Compare Text Similarity Across Lists
same_text.Rd
Computes similarity scores between two or more lists of character strings. Implements multiple string distance algorithms including edit-based methods (OSA, Levenshtein, Damerau-Levenshtein, Hamming), sequence-based approaches (LCS), q-gram techniques (qgram, cosine, jaccard), phonetic matching (soundex), and hybrid methods (Jaro-Winkler).
Arguments
- ...
Lists of character strings to compare.
- method
Character vector of similarity methods from
stringdist
(default: c("osa", "lv", "dl", "hamming", "lcs", "qgram", "cosine", "jaccard", "jw", "soundex")).- q
Size of q-gram for "qgram", "cosine", and "jaccard" methods (default: 1).
- p
Winkler scaling factor for "jw" method (default: 0.1).
- bt
Booth matching threshold for "jw" method (default: 0).
- weight
Vector of weights for operations: deletion (d), insertion (i), substitution (s), transposition (t) for "osa", "lv", and "dl" methods.
- digits
Number of digits to round results (default: 3).
Value
An S3 class object of type "similar_text" containing:
scores: Numeric similarity scores by method and comparison
summary: Summary statistics by method and comparison
methods: Methods used for comparison
list_names: Names of compared lists
Examples
list1 <- list("hello", "world")
list2 <- list("helo", "word")
# Using unnamed lists
result1 <- same_text(list1, list2)
#> ✔ Computed osa scores for "list1_list2" [mean: 0.8]
#> ✔ Computed lv scores for "list1_list2" [mean: 0.8]
#> ✔ Computed dl scores for "list1_list2" [mean: 0.8]
#> ✔ Computed hamming scores for "list1_list2" [mean: 0]
#> ✔ Computed lcs scores for "list1_list2" [mean: 0.8]
#> ✔ Computed qgram scores for "list1_list2" [mean: 0.889]
#> ✔ Computed cosine scores for "list1_list2" [mean: 0.92]
#> ✔ Computed jaccard scores for "list1_list2" [mean: 0.9]
#> ✔ Computed jw scores for "list1_list2" [mean: 0.953]
#> ✔ Computed soundex scores for "list1_list2" [mean: 0.5]
# Using named lists for more control
result2 <- same_text("l1" = list1, "l2" = list2)
#> ✔ Computed osa scores for "l1_l2" [mean: 0.8]

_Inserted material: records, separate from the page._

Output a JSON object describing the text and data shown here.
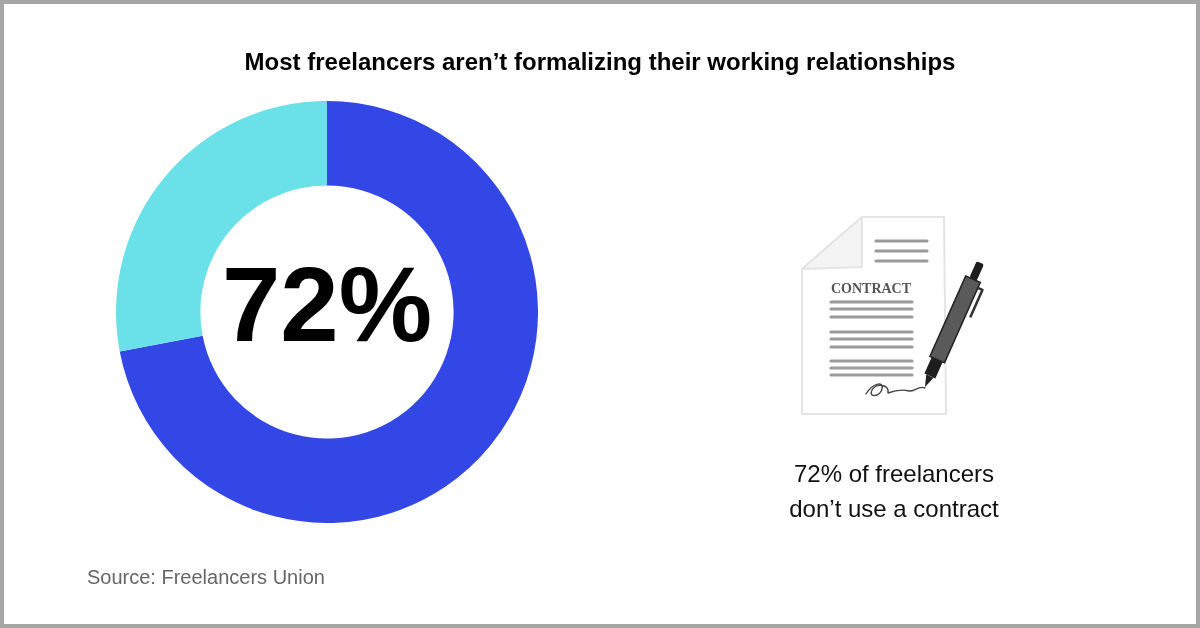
{
  "chart_data": {
    "type": "donut",
    "title": "Most freelancers aren’t formalizing their working relationships",
    "categories": [
      null,
      null
    ],
    "values": [
      72,
      28
    ],
    "colors": [
      "#3346e6",
      "#6ae0e8"
    ],
    "value_labels": [
      "72%",
      null
    ],
    "annotations": [
      "72% of freelancers don’t use a contract",
      "Source: Freelancers Union",
      "CONTRACT"
    ]
  }
}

#> ✔ Computed lv scores for "l1_l2" [mean: 0.8]
#> ✔ Computed dl scores for "l1_l2" [mean: 0.8]
#> ✔ Computed hamming scores for "l1_l2" [mean: 0]
#> ✔ Computed lcs scores for "l1_l2" [mean: 0.8]
#> ✔ Computed qgram scores for "l1_l2" [mean: 0.889]
#> ✔ Computed cosine scores for "l1_l2" [mean: 0.92]
#> ✔ Computed jaccard scores for "l1_l2" [mean: 0.9]
#> ✔ Computed jw scores for "l1_l2" [mean: 0.953]
#> ✔ Computed soundex scores for "l1_l2" [mean: 0.5]